The French cosmetics giant, which owns the Maybelline and Lancome brands, reported sales of 11.24 billion euros ($11.98 billion) for the first three months to the end of March.
The sales growth exceeded a consensus of a 6.1% rise cited by analysts at Jefferies. Sales were up 8.3% on a reported basis.
The performance by the world’s biggest beauty company will reassure the market after bearish comments from U.S. retailer Ulta Beauty earlier this month about a faster-than-expected slowdown in the United States.
The comments knocked L’Oreal shares by about 4% and also pressured U.S. make-up brands e.l.f. Beauty, Coty and Estee Lauder.
L’Oreal said sales in both North America and Europe grew by more than 12%, as its mass market range and dermatological products compensated for weakness in the luxury segment.

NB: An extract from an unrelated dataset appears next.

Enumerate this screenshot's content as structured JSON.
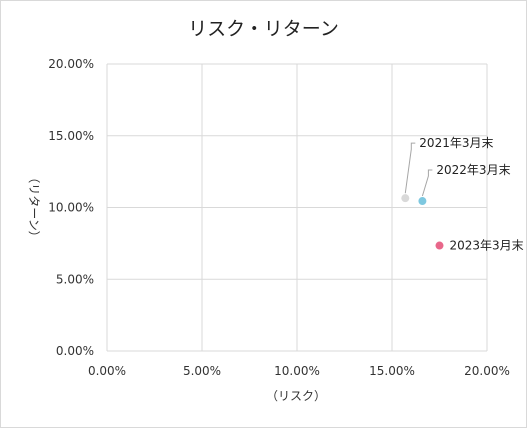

Despite concerns about slowing sales in leading market the U.S., L’Oreal said its consumer products division, which accounts for more than a third of its revenues, grew 11.1% on a like-for-like basis. The company benefited from higher volumes as well as value in the unit, with strong demand in Europe and emerging markets.
The smaller but fast-growing dermatological beauty unit, which sells La Roche-Posay and CeraVe skincare, grew 21.9%, as it continued to benefit from medical recommendations.
Sales in the luxury division that markets fragrances such as YSL’s Libre and Aesop products acquired last year, grew 1.8%, beating expectations for a decline, as strong growth in Europe and North America helped offset softness in North Asia.
North Asia suffered from an unfavourable comparison base in Travel Retail and sluggish market growth in mainland China, the company said, but added that L’Oreal, with growth of 6.2% in China had significantly outperformed.
Shares in L’Oreal, Europe’s 6th most valuable listed company, with a market capitalisation of about 220 billion euro ($234.26 billion), have lost 6% so far this year, compared to a 5% fall at U.S. peer Estee Lauder.